1Eigenlijk hoef ik jullie niet over dit dienstbetoon aan de christenen te schrijven.
2Ik weet namelijk dat jullie hiertoe bereid zijn en ik heb jullie bij de christenen in Macedonië aangeprezen door te zeggen: “In Achaje staan ze al sinds vorig jaar gereed.” En voor de meesten van hen werkte jullie enthousiasme aanstekelijk.
3Toch stuur ik deze broeders, om te zorgen dat we niet ten onrechte zo fier over jullie hadden gesproken, maar dat jullie inderdaad gereed staan zoals ik had gezegd.
4Immers, als er straks Macedoniërs met mij meekomen en als zij zouden ontdekken dat dit niet het geval is, dan zouden wij ons over deze mislukking schamen, om van jullie maar te zwijgen.
5Ik vond het dus nodig deze broeders aan te sporen naar jullie vooruit te reizen en de door jullie beloofde royale gift alvast in te zamelen.
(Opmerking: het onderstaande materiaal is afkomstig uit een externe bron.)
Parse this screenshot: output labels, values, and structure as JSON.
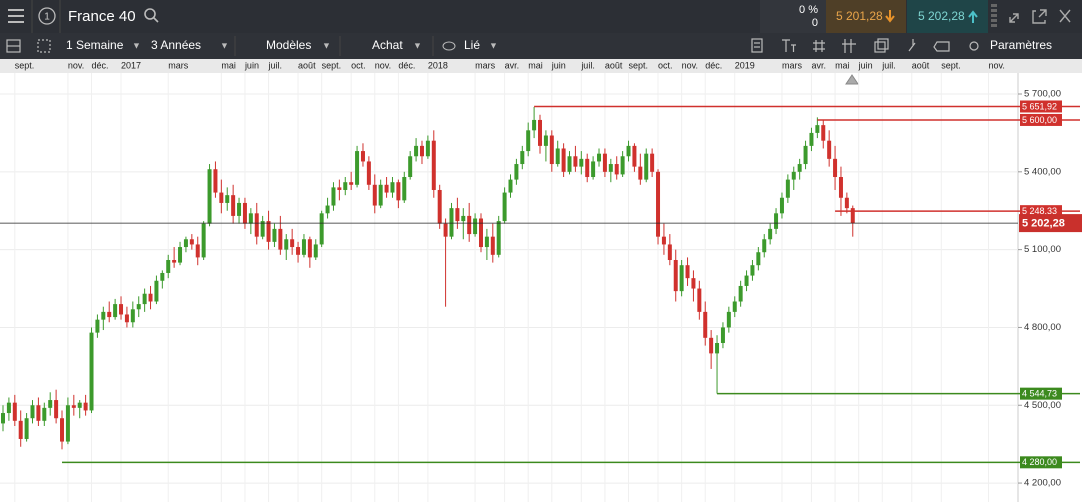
{
  "ui": {
    "instrument": "France 40",
    "badge": "1",
    "change_pct": "0 %",
    "change": "0",
    "sell": "5 201,28",
    "buy": "5 202,28",
    "toolbar": {
      "period": "1 Semaine",
      "range": "3 Années",
      "templates": "Modèles",
      "side": "Achat",
      "link": "Lié",
      "settings": "Paramètres"
    }
  },
  "chart_data": {
    "type": "candlestick",
    "grid": true,
    "up_color": "#3c9a2c",
    "down_color": "#d0312d",
    "ylim": [
      4127,
      5781
    ],
    "yticks": [
      {
        "value": 4200,
        "label": "4 200,00"
      },
      {
        "value": 4500,
        "label": "4 500,00"
      },
      {
        "value": 4800,
        "label": "4 800,00"
      },
      {
        "value": 5100,
        "label": "5 100,00"
      },
      {
        "value": 5400,
        "label": "5 400,00"
      },
      {
        "value": 5700,
        "label": "5 700,00"
      }
    ],
    "categories": [
      null,
      null,
      "sept.",
      null,
      null,
      null,
      null,
      null,
      null,
      null,
      null,
      "nov.",
      null,
      null,
      null,
      "déc.",
      null,
      null,
      null,
      null,
      "2017",
      null,
      null,
      null,
      null,
      null,
      null,
      null,
      "mars",
      null,
      null,
      null,
      null,
      null,
      null,
      null,
      null,
      "mai",
      null,
      null,
      null,
      "juin",
      null,
      null,
      null,
      "juil.",
      null,
      null,
      null,
      null,
      "août",
      null,
      null,
      null,
      "sept.",
      null,
      null,
      null,
      null,
      "oct.",
      null,
      null,
      null,
      "nov.",
      null,
      null,
      null,
      "déc.",
      null,
      null,
      null,
      null,
      "2018",
      null,
      null,
      null,
      null,
      null,
      null,
      null,
      "mars",
      null,
      null,
      null,
      null,
      "avr.",
      null,
      null,
      null,
      "mai",
      null,
      null,
      null,
      "juin",
      null,
      null,
      null,
      null,
      "juil.",
      null,
      null,
      null,
      "août",
      null,
      null,
      null,
      "sept.",
      null,
      null,
      null,
      null,
      "oct.",
      null,
      null,
      null,
      "nov.",
      null,
      null,
      null,
      "déc.",
      null,
      null,
      null,
      null,
      "2019",
      null,
      null,
      null,
      null,
      null,
      null,
      null,
      "mars",
      null,
      null,
      null,
      null,
      "avr.",
      null,
      null,
      null,
      "mai",
      null,
      null,
      null,
      "juin",
      null,
      null,
      null,
      "juil.",
      null,
      null,
      null,
      null,
      "août",
      null,
      null,
      null,
      null,
      "sept.",
      null,
      null,
      null,
      null,
      null,
      null,
      null,
      "nov.",
      null,
      null,
      null,
      null
    ],
    "candles": [
      [
        4430,
        4500,
        4400,
        4470
      ],
      [
        4470,
        4530,
        4440,
        4510
      ],
      [
        4510,
        4540,
        4420,
        4440
      ],
      [
        4440,
        4480,
        4340,
        4370
      ],
      [
        4370,
        4470,
        4360,
        4450
      ],
      [
        4450,
        4520,
        4430,
        4500
      ],
      [
        4500,
        4530,
        4420,
        4440
      ],
      [
        4440,
        4510,
        4420,
        4490
      ],
      [
        4490,
        4550,
        4460,
        4520
      ],
      [
        4520,
        4560,
        4430,
        4450
      ],
      [
        4450,
        4480,
        4330,
        4360
      ],
      [
        4360,
        4530,
        4350,
        4500
      ],
      [
        4500,
        4540,
        4460,
        4490
      ],
      [
        4490,
        4520,
        4450,
        4510
      ],
      [
        4510,
        4540,
        4460,
        4480
      ],
      [
        4480,
        4800,
        4470,
        4780
      ],
      [
        4780,
        4850,
        4760,
        4830
      ],
      [
        4830,
        4880,
        4790,
        4860
      ],
      [
        4860,
        4900,
        4820,
        4840
      ],
      [
        4840,
        4910,
        4830,
        4890
      ],
      [
        4890,
        4920,
        4830,
        4850
      ],
      [
        4850,
        4880,
        4800,
        4820
      ],
      [
        4820,
        4900,
        4800,
        4870
      ],
      [
        4870,
        4920,
        4840,
        4890
      ],
      [
        4890,
        4950,
        4860,
        4930
      ],
      [
        4930,
        4960,
        4870,
        4900
      ],
      [
        4900,
        5000,
        4890,
        4980
      ],
      [
        4980,
        5020,
        4950,
        5010
      ],
      [
        5010,
        5080,
        4990,
        5060
      ],
      [
        5060,
        5110,
        5030,
        5050
      ],
      [
        5050,
        5130,
        5040,
        5110
      ],
      [
        5110,
        5150,
        5090,
        5140
      ],
      [
        5140,
        5160,
        5100,
        5120
      ],
      [
        5120,
        5150,
        5040,
        5070
      ],
      [
        5070,
        5210,
        5060,
        5200
      ],
      [
        5200,
        5430,
        5190,
        5410
      ],
      [
        5410,
        5440,
        5300,
        5320
      ],
      [
        5320,
        5370,
        5240,
        5280
      ],
      [
        5280,
        5340,
        5250,
        5310
      ],
      [
        5310,
        5350,
        5200,
        5230
      ],
      [
        5230,
        5300,
        5200,
        5280
      ],
      [
        5280,
        5300,
        5180,
        5200
      ],
      [
        5200,
        5260,
        5160,
        5240
      ],
      [
        5240,
        5280,
        5120,
        5150
      ],
      [
        5150,
        5230,
        5140,
        5210
      ],
      [
        5210,
        5250,
        5100,
        5130
      ],
      [
        5130,
        5200,
        5110,
        5180
      ],
      [
        5180,
        5230,
        5080,
        5100
      ],
      [
        5100,
        5160,
        5060,
        5140
      ],
      [
        5140,
        5180,
        5080,
        5110
      ],
      [
        5110,
        5130,
        5050,
        5080
      ],
      [
        5080,
        5160,
        5070,
        5140
      ],
      [
        5140,
        5150,
        5030,
        5070
      ],
      [
        5070,
        5140,
        5060,
        5120
      ],
      [
        5120,
        5250,
        5110,
        5240
      ],
      [
        5240,
        5300,
        5220,
        5270
      ],
      [
        5270,
        5360,
        5250,
        5340
      ],
      [
        5340,
        5370,
        5290,
        5330
      ],
      [
        5330,
        5380,
        5310,
        5360
      ],
      [
        5360,
        5400,
        5330,
        5350
      ],
      [
        5350,
        5500,
        5340,
        5480
      ],
      [
        5480,
        5510,
        5420,
        5440
      ],
      [
        5440,
        5460,
        5330,
        5350
      ],
      [
        5350,
        5390,
        5240,
        5270
      ],
      [
        5270,
        5370,
        5260,
        5350
      ],
      [
        5350,
        5380,
        5300,
        5320
      ],
      [
        5320,
        5380,
        5300,
        5360
      ],
      [
        5360,
        5370,
        5260,
        5290
      ],
      [
        5290,
        5400,
        5280,
        5380
      ],
      [
        5380,
        5480,
        5370,
        5460
      ],
      [
        5460,
        5530,
        5440,
        5500
      ],
      [
        5500,
        5520,
        5430,
        5460
      ],
      [
        5460,
        5540,
        5450,
        5520
      ],
      [
        5520,
        5560,
        5300,
        5330
      ],
      [
        5330,
        5350,
        5180,
        5200
      ],
      [
        5200,
        5220,
        4880,
        5150
      ],
      [
        5150,
        5280,
        5140,
        5260
      ],
      [
        5260,
        5300,
        5180,
        5210
      ],
      [
        5210,
        5260,
        5140,
        5230
      ],
      [
        5230,
        5280,
        5130,
        5160
      ],
      [
        5160,
        5240,
        5150,
        5220
      ],
      [
        5220,
        5240,
        5090,
        5110
      ],
      [
        5110,
        5180,
        5060,
        5150
      ],
      [
        5150,
        5200,
        5050,
        5080
      ],
      [
        5080,
        5230,
        5070,
        5210
      ],
      [
        5210,
        5340,
        5200,
        5320
      ],
      [
        5320,
        5390,
        5300,
        5370
      ],
      [
        5370,
        5450,
        5350,
        5430
      ],
      [
        5430,
        5500,
        5410,
        5480
      ],
      [
        5480,
        5590,
        5460,
        5560
      ],
      [
        5560,
        5650,
        5530,
        5600
      ],
      [
        5600,
        5620,
        5470,
        5500
      ],
      [
        5500,
        5560,
        5440,
        5540
      ],
      [
        5540,
        5560,
        5400,
        5430
      ],
      [
        5430,
        5520,
        5420,
        5490
      ],
      [
        5490,
        5510,
        5380,
        5400
      ],
      [
        5400,
        5480,
        5390,
        5460
      ],
      [
        5460,
        5500,
        5400,
        5420
      ],
      [
        5420,
        5480,
        5390,
        5450
      ],
      [
        5450,
        5470,
        5360,
        5380
      ],
      [
        5380,
        5460,
        5370,
        5440
      ],
      [
        5440,
        5490,
        5420,
        5470
      ],
      [
        5470,
        5490,
        5380,
        5400
      ],
      [
        5400,
        5450,
        5360,
        5430
      ],
      [
        5430,
        5460,
        5370,
        5390
      ],
      [
        5390,
        5480,
        5380,
        5460
      ],
      [
        5460,
        5520,
        5440,
        5500
      ],
      [
        5500,
        5510,
        5400,
        5420
      ],
      [
        5420,
        5470,
        5350,
        5370
      ],
      [
        5370,
        5490,
        5360,
        5470
      ],
      [
        5470,
        5490,
        5380,
        5400
      ],
      [
        5400,
        5410,
        5120,
        5150
      ],
      [
        5150,
        5200,
        5080,
        5120
      ],
      [
        5120,
        5160,
        5040,
        5060
      ],
      [
        5060,
        5100,
        4900,
        4940
      ],
      [
        4940,
        5060,
        4920,
        5040
      ],
      [
        5040,
        5070,
        4960,
        4990
      ],
      [
        4990,
        5020,
        4900,
        4950
      ],
      [
        4950,
        4980,
        4830,
        4860
      ],
      [
        4860,
        4900,
        4730,
        4760
      ],
      [
        4760,
        4790,
        4640,
        4700
      ],
      [
        4700,
        4770,
        4545,
        4740
      ],
      [
        4740,
        4820,
        4720,
        4800
      ],
      [
        4800,
        4880,
        4780,
        4860
      ],
      [
        4860,
        4920,
        4840,
        4900
      ],
      [
        4900,
        4980,
        4880,
        4960
      ],
      [
        4960,
        5020,
        4940,
        5000
      ],
      [
        5000,
        5060,
        4980,
        5040
      ],
      [
        5040,
        5110,
        5020,
        5090
      ],
      [
        5090,
        5160,
        5070,
        5140
      ],
      [
        5140,
        5200,
        5120,
        5180
      ],
      [
        5180,
        5260,
        5160,
        5240
      ],
      [
        5240,
        5320,
        5220,
        5300
      ],
      [
        5300,
        5390,
        5280,
        5370
      ],
      [
        5370,
        5420,
        5330,
        5400
      ],
      [
        5400,
        5450,
        5370,
        5430
      ],
      [
        5430,
        5520,
        5410,
        5500
      ],
      [
        5500,
        5570,
        5480,
        5550
      ],
      [
        5550,
        5610,
        5530,
        5580
      ],
      [
        5580,
        5600,
        5490,
        5520
      ],
      [
        5520,
        5560,
        5420,
        5450
      ],
      [
        5450,
        5500,
        5330,
        5380
      ],
      [
        5380,
        5420,
        5230,
        5300
      ],
      [
        5300,
        5320,
        5240,
        5260
      ],
      [
        5260,
        5270,
        5150,
        5202.28
      ],
      null,
      null,
      null,
      null,
      null,
      null,
      null,
      null,
      null,
      null,
      null,
      null,
      null,
      null,
      null,
      null,
      null,
      null,
      null,
      null,
      null,
      null,
      null,
      null,
      null,
      null,
      null
    ],
    "levels": [
      {
        "value": 5651.92,
        "label": "5 651,92",
        "color": "#d0312d",
        "start": 90
      },
      {
        "value": 5600,
        "label": "5 600,00",
        "color": "#d0312d",
        "start": 138
      },
      {
        "value": 5248.33,
        "label": "5 248,33",
        "color": "#d0312d",
        "start": 141
      },
      {
        "value": 4544.73,
        "label": "4 544,73",
        "color": "#3c8a1e",
        "start": 121
      },
      {
        "value": 4280,
        "label": "4 280,00",
        "color": "#3c8a1e",
        "start": 10
      }
    ],
    "current": {
      "value": 5202.28,
      "label": "5 202,28",
      "color": "#c9302c"
    }
  }
}
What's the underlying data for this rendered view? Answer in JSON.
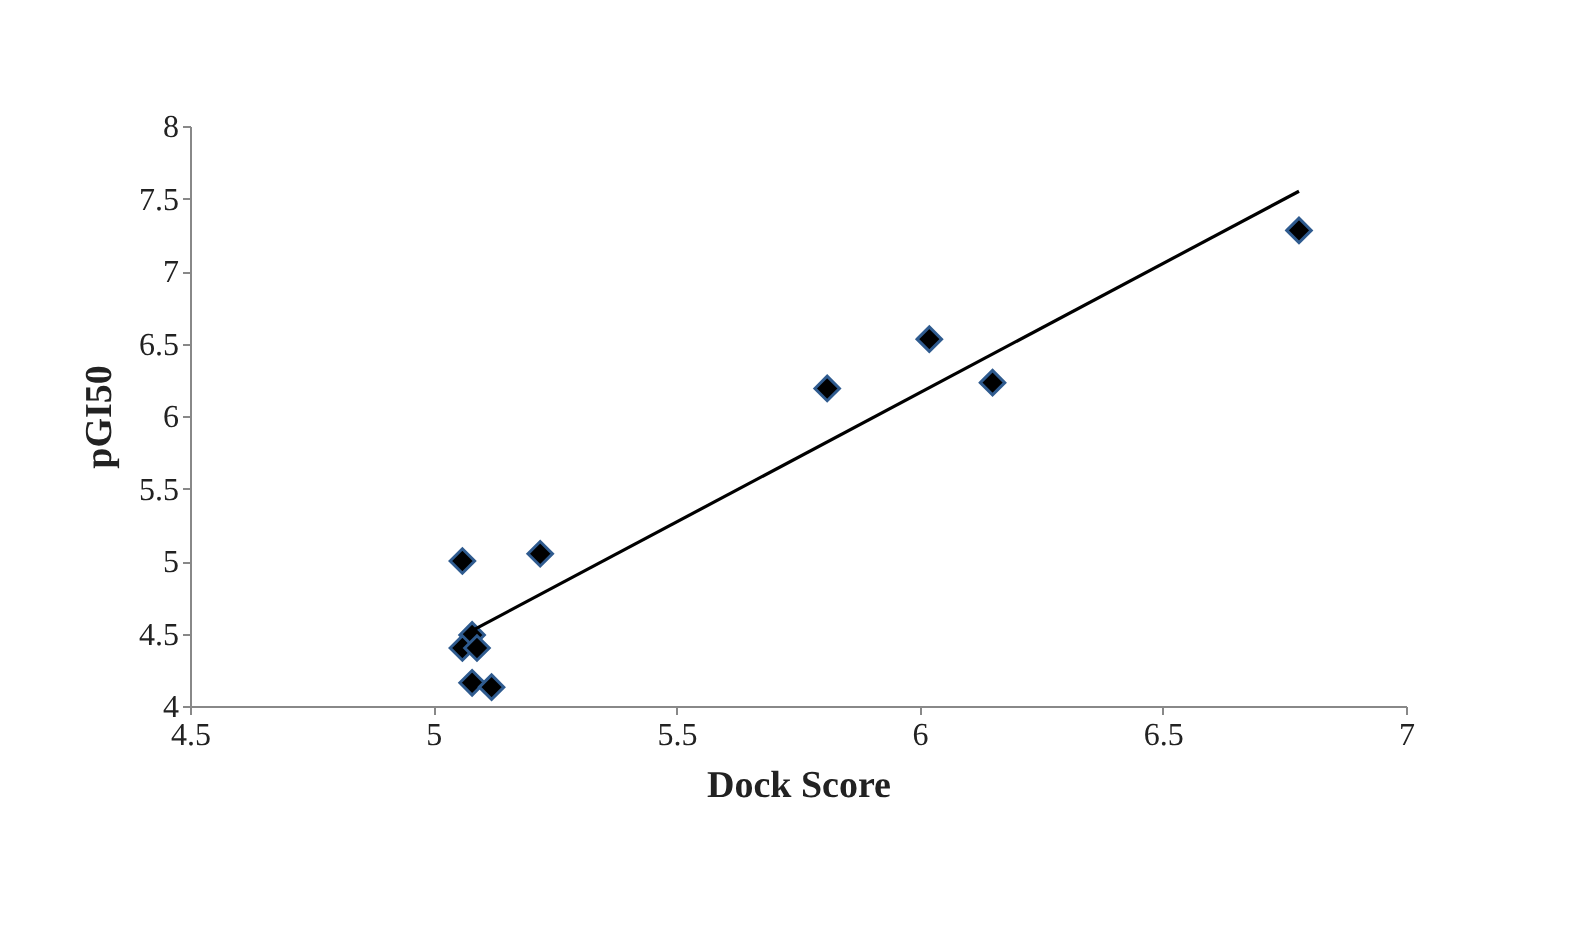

Dan zal die klaarliggen als een royale en zonder tegenzin gegeven gift.
6Bedenk dit: wie karig zaait, zal karig oogsten en wie overvloedig zaait, zal overvloedig oogsten.
7Laat iedereen geven wat hij zich persoonlijk had voorgenomen, zonder tegenzin en niet omdat het moet, want God houdt van wie van harte geeft.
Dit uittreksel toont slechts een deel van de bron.